Your feelings are screwing you. So, care less about how you feel and care more about what you want. If you listen to how you feel when it comes to what you want, you will not get it, because you will never feel like it.
If you have those impulses that are pulling you and you don’t marry them with action within five seconds, you pull the emergency brakes and kill the idea. It is called the Five Seconds rule. Bear in mind that an action may be as simple as jotting something down as soon as you get the idea, dream, or inspiration. Your problem isn’t ideas. Your problem is that you don’t act on them. You kill them with hesitation and fear of leaving your comfort zone. Stop it!
Everything about your life and about your body grows. Your cells regenerate, likewise your hair, your nails, etc.
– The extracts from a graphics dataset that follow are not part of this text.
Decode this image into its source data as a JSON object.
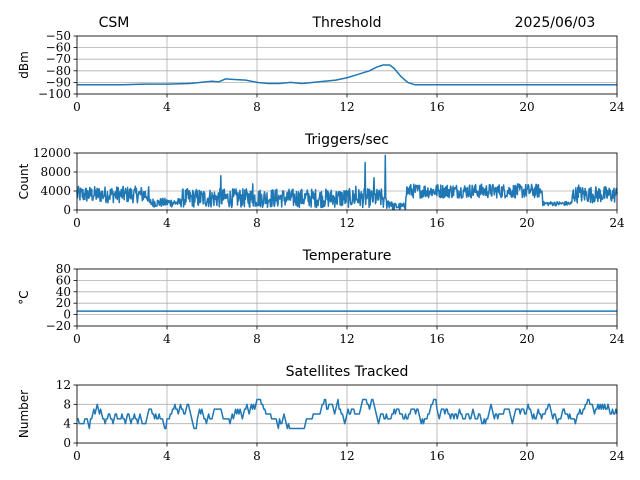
{
  "header": {
    "left_label": "CSM",
    "date_label": "2025/06/03"
  },
  "colors": {
    "series": "#1f77b4",
    "grid": "#b0b0b0"
  },
  "chart_data": [
    {
      "type": "line",
      "title": "Threshold",
      "ylabel": "dBm",
      "xlabel": "",
      "xlim": [
        0,
        24
      ],
      "ylim": [
        -100,
        -50
      ],
      "xticks": [
        0,
        4,
        8,
        12,
        16,
        20,
        24
      ],
      "yticks": [
        -100,
        -90,
        -80,
        -70,
        -60,
        -50
      ],
      "ytick_labels": [
        "−100",
        "−90",
        "−80",
        "−70",
        "−60",
        "−50"
      ],
      "grid": true,
      "series": [
        {
          "x": [
            0,
            1,
            2,
            3,
            4,
            5,
            5.5,
            6,
            6.3,
            6.6,
            7,
            7.5,
            8,
            8.5,
            9,
            9.5,
            10,
            10.5,
            11,
            11.5,
            12,
            12.5,
            13,
            13.3,
            13.6,
            13.9,
            14.1,
            14.4,
            14.7,
            15,
            16,
            17,
            18,
            19,
            20,
            21,
            22,
            23,
            24
          ],
          "y": [
            -92,
            -92,
            -92,
            -91.5,
            -91.5,
            -91,
            -90,
            -89,
            -89.5,
            -87,
            -87.5,
            -88,
            -90,
            -91,
            -91,
            -90,
            -91,
            -90,
            -89,
            -88,
            -86,
            -83,
            -80,
            -77,
            -75,
            -75,
            -78,
            -85,
            -90,
            -92,
            -92,
            -92,
            -92,
            -92,
            -92,
            -92,
            -92,
            -92,
            -92
          ]
        }
      ]
    },
    {
      "type": "line",
      "title": "Triggers/sec",
      "ylabel": "Count",
      "xlabel": "",
      "xlim": [
        0,
        24
      ],
      "ylim": [
        0,
        12000
      ],
      "xticks": [
        0,
        4,
        8,
        12,
        16,
        20,
        24
      ],
      "yticks": [
        0,
        4000,
        8000,
        12000
      ],
      "ytick_labels": [
        "0",
        "4000",
        "8000",
        "12000"
      ],
      "grid": true,
      "noise": [
        {
          "from": 0,
          "to": 3.2,
          "min": 1500,
          "max": 5000
        },
        {
          "from": 3.2,
          "to": 4.6,
          "min": 600,
          "max": 2500
        },
        {
          "from": 4.6,
          "to": 13.6,
          "min": 500,
          "max": 4500
        },
        {
          "from": 13.6,
          "to": 14.0,
          "min": 200,
          "max": 3000
        },
        {
          "from": 14.0,
          "to": 14.6,
          "min": 0,
          "max": 1500
        },
        {
          "from": 14.6,
          "to": 20.7,
          "min": 2500,
          "max": 5500
        },
        {
          "from": 20.7,
          "to": 22.0,
          "min": 900,
          "max": 1800
        },
        {
          "from": 22.0,
          "to": 24,
          "min": 1500,
          "max": 5000
        }
      ],
      "spikes": [
        {
          "x": 6.4,
          "y": 7200
        },
        {
          "x": 7.8,
          "y": 5500
        },
        {
          "x": 12.8,
          "y": 10000
        },
        {
          "x": 13.7,
          "y": 11500
        },
        {
          "x": 12.4,
          "y": 5000
        },
        {
          "x": 13.2,
          "y": 6800
        },
        {
          "x": 14.8,
          "y": 5000
        },
        {
          "x": 22.3,
          "y": 5200
        }
      ]
    },
    {
      "type": "line",
      "title": "Temperature",
      "ylabel": "°C",
      "xlabel": "",
      "xlim": [
        0,
        24
      ],
      "ylim": [
        -20,
        80
      ],
      "xticks": [
        0,
        4,
        8,
        12,
        16,
        20,
        24
      ],
      "yticks": [
        -20,
        0,
        20,
        40,
        60,
        80
      ],
      "ytick_labels": [
        "−20",
        "0",
        "20",
        "40",
        "60",
        "80"
      ],
      "grid": true,
      "series": [
        {
          "x": [
            0,
            24
          ],
          "y": [
            6,
            6
          ]
        }
      ]
    },
    {
      "type": "line",
      "title": "Satellites Tracked",
      "ylabel": "Number",
      "xlabel": "",
      "xlim": [
        0,
        24
      ],
      "ylim": [
        0,
        12
      ],
      "xticks": [
        0,
        4,
        8,
        12,
        16,
        20,
        24
      ],
      "yticks": [
        0,
        4,
        8,
        12
      ],
      "ytick_labels": [
        "0",
        "4",
        "8",
        "12"
      ],
      "grid": true,
      "step_random": {
        "min": 3,
        "max": 9,
        "center": 6
      }
    }
  ]
}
Your soul needs exploration and growth too, and the only way you will get it is by forcing yourself to be uncomfortable, i.e., forcing yourself to get outside of your head.

Growth only occurs in a state of discomfort. When discomfort hits, that means you have entered the complexity zone. And complexity is nothing more than changed order, but when your order is changed, outcomes are no longer predictable, and it is unpredictability that makes you uncomfortable. And while most times your visceral response to discomfort is not just “No” but “Hell, no”, you can actually learn how empowering it is to consciously acknowledge discomfort, and then when appropriate, choose complexity over order. Although seeking discomfort sounds odd, and not many people do it, but you have to learn to embrace it because it is the only environment where sustained or exponential growth can occur. Comfort, on the other hand, is actually stagnation.
Life’s a constant fight against your comfort zone – you push it, it pushes back. What’s the fear holding you back? What are you not doing or saying because it’s outside your comfort zone? Find that comfort zone today, bravely step out of it, and as you get comfortable again, push it even further. Life begins at the edge of your comfort zone.
In the words of Dr. Serene Jones: “The constant façade of order hides the wilderness that is craving to seep out and teach us that life wasn’t created to be what we think it is… we must experience the wilderness to be taught what cannot be otherwise known.”